There. I’ve said it. Took me 16 months and a good dose of heavy duty coaching to be able to say it confidently. But now that I have, I am glad I have
There’s been plenty posts in this blog about the clinician academic identity. Questioning it, reflecting on it, feeling uneasy about it. I’d also argue that our fear of losing that identity (or more precisely, losing the ”clinician” bit of the identity) is one of the most common topics people discuss. It’s also one of the few areas where we can turn on one another – who is ”in” and who is ”out”? What is a proper clinician academic? And so on. You all know what I’m talking about.
It feels good not to have to worry about that anymore, and not to have to fear losing it. For I cannot lose what I think I no longer have. It’s not been an easy process, and some sadness remains. And there’s of course a lot more I could say – but I won’t. Maybe another time.

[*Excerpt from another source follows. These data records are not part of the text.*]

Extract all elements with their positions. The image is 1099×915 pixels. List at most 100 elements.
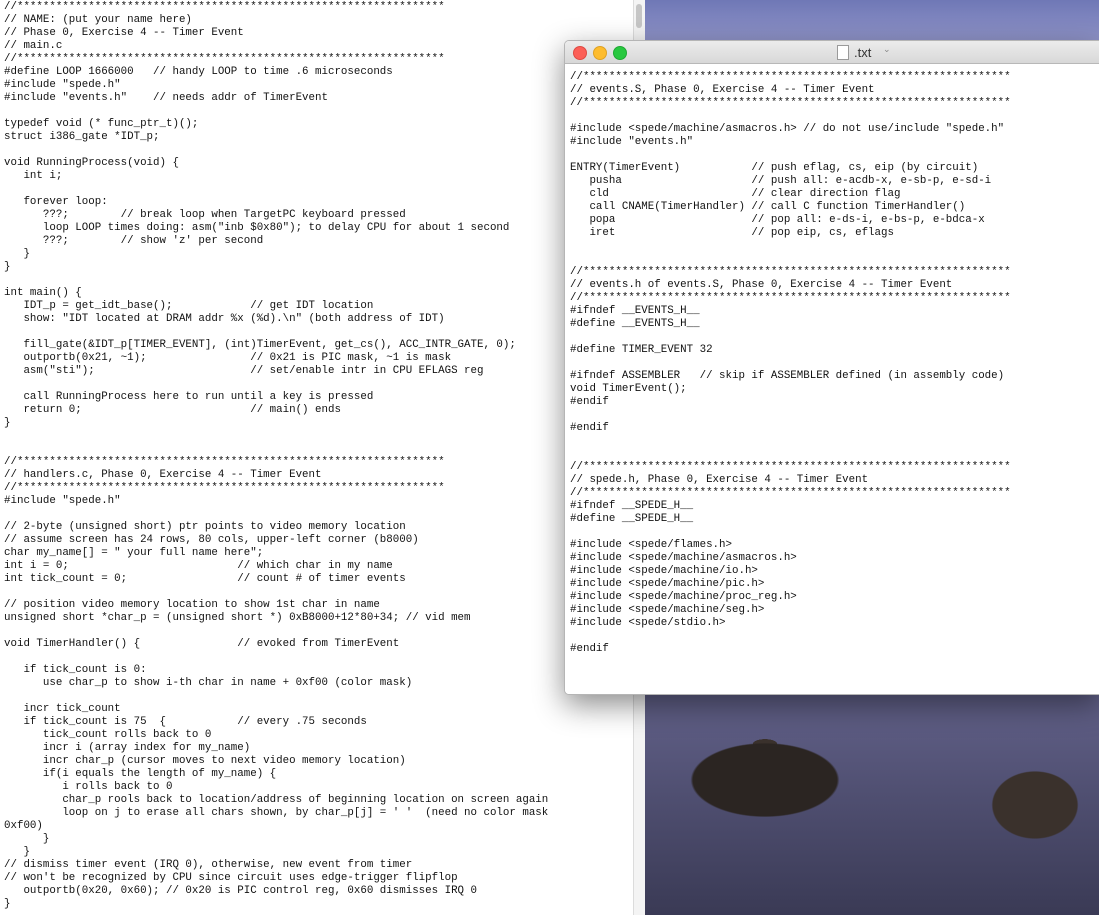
code-line[interactable]: #include "spede.h" (4, 79, 121, 91)
code-line[interactable]: //**************************************… (570, 461, 1011, 473)
code-line[interactable]: ???; // break loop when TargetPC keyboar… (4, 209, 406, 221)
code-line[interactable]: int tick_count = 0; // count # of timer … (4, 573, 406, 585)
code-line[interactable]: } (4, 846, 29, 858)
code-line[interactable]: #include <spede/stdio.h> (570, 617, 726, 629)
code-line[interactable]: } (4, 833, 49, 845)
right-code-text[interactable]: //**************************************… (570, 71, 1011, 656)
code-line[interactable]: tick_count rolls back to 0 (4, 729, 211, 741)
code-line[interactable]: //**************************************… (570, 266, 1011, 278)
code-line[interactable]: call CNAME(TimerHandler) // call C funct… (570, 201, 965, 213)
code-line[interactable]: } (4, 248, 29, 260)
code-line[interactable]: #endif (570, 396, 609, 408)
code-line[interactable]: // assume screen has 24 rows, 80 cols, u… (4, 534, 419, 546)
left-scrollbar-thumb[interactable] (636, 4, 642, 28)
code-line[interactable]: void RunningProcess(void) { (4, 157, 179, 169)
code-line[interactable]: show: "IDT located at DRAM addr %x (%d).… (4, 313, 444, 325)
code-line[interactable]: #define __SPEDE_H__ (570, 513, 693, 525)
window-title[interactable]: .txt (854, 45, 871, 60)
code-line[interactable]: i rolls back to 0 (4, 781, 172, 793)
code-line[interactable]: // NAME: (put your name here) (4, 14, 192, 26)
code-line[interactable]: #endif (570, 643, 609, 655)
code-line[interactable]: #include "events.h" // needs addr of Tim… (4, 92, 328, 104)
code-line[interactable]: //**************************************… (570, 71, 1011, 83)
code-line[interactable]: asm("sti"); // set/enable intr in CPU EF… (4, 365, 483, 377)
code-line[interactable]: #include <spede/machine/asmacros.h> // d… (570, 123, 1004, 135)
code-line[interactable]: call RunningProcess here to run until a … (4, 391, 373, 403)
code-line[interactable]: // main.c (4, 40, 62, 52)
code-line[interactable]: incr i (array index for my_name) (4, 742, 250, 754)
code-line[interactable]: if tick_count is 0: (4, 664, 146, 676)
code-line[interactable]: //**************************************… (4, 53, 445, 65)
code-line[interactable]: use char_p to show i-th char in name + 0… (4, 677, 412, 689)
code-line[interactable]: outportb(0x21, ~1); // 0x21 is PIC mask,… (4, 352, 451, 364)
code-line[interactable]: popa // pop all: e-ds-i, e-bs-p, e-bdca-… (570, 214, 984, 226)
code-line[interactable]: #ifndef __EVENTS_H__ (570, 305, 700, 317)
code-line[interactable]: #ifndef ASSEMBLER // skip if ASSEMBLER d… (570, 370, 1004, 382)
window-text-area[interactable]: //**************************************… (565, 64, 1099, 694)
code-line[interactable]: 0xf00) (4, 820, 43, 832)
code-line[interactable]: int i; (4, 170, 62, 182)
code-line[interactable]: int i = 0; // which char in my name (4, 560, 393, 572)
code-line[interactable]: cld // clear direction flag (570, 188, 900, 200)
zoom-button[interactable] (613, 46, 627, 60)
code-line[interactable]: //**************************************… (4, 1, 445, 13)
code-line[interactable]: //**************************************… (570, 487, 1011, 499)
chevron-down-icon[interactable]: ⌄ (883, 45, 891, 55)
code-line[interactable]: // position video memory location to sho… (4, 599, 380, 611)
code-line[interactable]: // events.h of events.S, Phase 0, Exerci… (570, 279, 952, 291)
code-line[interactable]: #define LOOP 1666000 // handy LOOP to ti… (4, 66, 393, 78)
code-line[interactable]: // 2-byte (unsigned short) ptr points to… (4, 521, 406, 533)
code-line[interactable]: #define TIMER_EVENT 32 (570, 344, 713, 356)
minimize-button[interactable] (593, 46, 607, 60)
code-line[interactable]: // events.S, Phase 0, Exercise 4 -- Time… (570, 84, 875, 96)
code-line[interactable]: struct i386_gate *IDT_p; (4, 131, 160, 143)
code-line[interactable]: pusha // push all: e-acdb-x, e-sb-p, e-s… (570, 175, 991, 187)
code-line[interactable]: ENTRY(TimerEvent) // push eflag, cs, eip… (570, 162, 978, 174)
code-line[interactable]: #include "events.h" (570, 136, 693, 148)
code-line[interactable]: incr char_p (cursor moves to next video … (4, 755, 406, 767)
code-line[interactable]: #include <spede/machine/io.h> (570, 565, 758, 577)
code-line[interactable]: #ifndef __SPEDE_H__ (570, 500, 693, 512)
code-line[interactable]: if(i equals the length of my_name) { (4, 768, 276, 780)
code-line[interactable]: char_p rools back to location/address of… (4, 794, 548, 806)
code-line[interactable]: int main() { (4, 287, 82, 299)
code-line[interactable]: if tick_count is 75 { // every .75 secon… (4, 716, 366, 728)
code-line[interactable]: incr tick_count (4, 703, 120, 715)
code-line[interactable]: #include <spede/machine/pic.h> (570, 578, 764, 590)
code-line[interactable]: #include <spede/machine/proc_reg.h> (570, 591, 797, 603)
code-line[interactable]: } (4, 417, 10, 429)
code-line[interactable]: #include <spede/machine/seg.h> (570, 604, 764, 616)
code-line[interactable]: char my_name[] = " your full name here"; (4, 547, 263, 559)
code-line[interactable]: // handlers.c, Phase 0, Exercise 4 -- Ti… (4, 469, 321, 481)
code-line[interactable]: loop LOOP times doing: asm("inb $0x80");… (4, 222, 510, 234)
code-line[interactable]: ???; // show 'z' per second (4, 235, 263, 247)
code-line[interactable]: #include <spede/machine/asmacros.h> (570, 552, 797, 564)
code-line[interactable]: #include "spede.h" (4, 495, 121, 507)
code-line[interactable]: fill_gate(&IDT_p[TIMER_EVENT], (int)Time… (4, 339, 515, 351)
code-line[interactable]: // won't be recognized by CPU since circ… (4, 872, 458, 884)
code-line[interactable]: } (4, 261, 10, 273)
code-line[interactable]: forever loop: (4, 196, 107, 208)
code-line[interactable]: // Phase 0, Exercise 4 -- Timer Event (4, 27, 244, 39)
code-line[interactable]: void TimerEvent(); (570, 383, 687, 395)
left-code-text[interactable]: //**************************************… (4, 1, 548, 911)
code-line[interactable]: typedef void (* func_ptr_t)(); (4, 118, 198, 130)
code-line[interactable]: #endif (570, 422, 609, 434)
window-titlebar[interactable]: .txt ⌄ (565, 41, 1099, 64)
code-line[interactable]: //**************************************… (570, 292, 1011, 304)
code-line[interactable]: void TimerHandler() { // evoked from Tim… (4, 638, 399, 650)
code-line[interactable]: // dismiss timer event (IRQ 0), otherwis… (4, 859, 412, 871)
code-line[interactable]: #define __EVENTS_H__ (570, 318, 700, 330)
code-line[interactable]: #include <spede/flames.h> (570, 539, 732, 551)
code-line[interactable]: //**************************************… (4, 456, 445, 468)
code-line[interactable]: } (4, 898, 10, 910)
left-editor[interactable]: //**************************************… (0, 0, 633, 915)
code-line[interactable]: loop on j to erase all chars shown, by c… (4, 807, 548, 819)
code-line[interactable]: outportb(0x20, 0x60); // 0x20 is PIC con… (4, 885, 477, 897)
code-line[interactable]: IDT_p = get_idt_base(); // get IDT locat… (4, 300, 373, 312)
code-line[interactable]: //**************************************… (570, 97, 1011, 109)
code-line[interactable]: iret // pop eip, cs, eflags (570, 227, 894, 239)
code-line[interactable]: //**************************************… (4, 482, 445, 494)
close-button[interactable] (573, 46, 587, 60)
code-line[interactable]: unsigned short *char_p = (unsigned short… (4, 612, 471, 624)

So what’s the tricks for 2021? Well, I’ve thought long and hard about archiving this blog. Put it in some dusty old corner of the World Wide Web that we can visit every now and then. But I’ve decided not to do that. Not yet anyway. Writing this blog, and chatting about it with others is simply too enjoyable to retire it. It gives a different format for our collective conversations. It’s an opportunity to share in a different way (guest posts remain very welcome!). And it helps me reflect on this strange world we live in.
I think we’ll let this blog evolve, grow and diversify – like a clinician academic would. We’ll hopefully have a next generation of ”proper” clinician academics who’ll want to post here. And I’m still fairly heavily involved in various strategic clinical academic developments – which might be fun to share.
And I think there’s a lot more to reflect on in the academic life. PhD and early post-docs are only a start, and the more of us progress ”on the other side of a PhD” the more we’ll need those subsequent options of that career direction demystified. There’ll be more and more of us reflecting on the further stages of clinical academic career. Including the side turns where we may have to radically change roles, and reframe identities.
Ultimately, I feel that all of us involved in this clinical academic business – with what ever roles we have – benefit from a shared space. So let’s see what tricks we’ll collectively come up with in 2021.
And if it all fails, a dusty archive is always still an option 😂.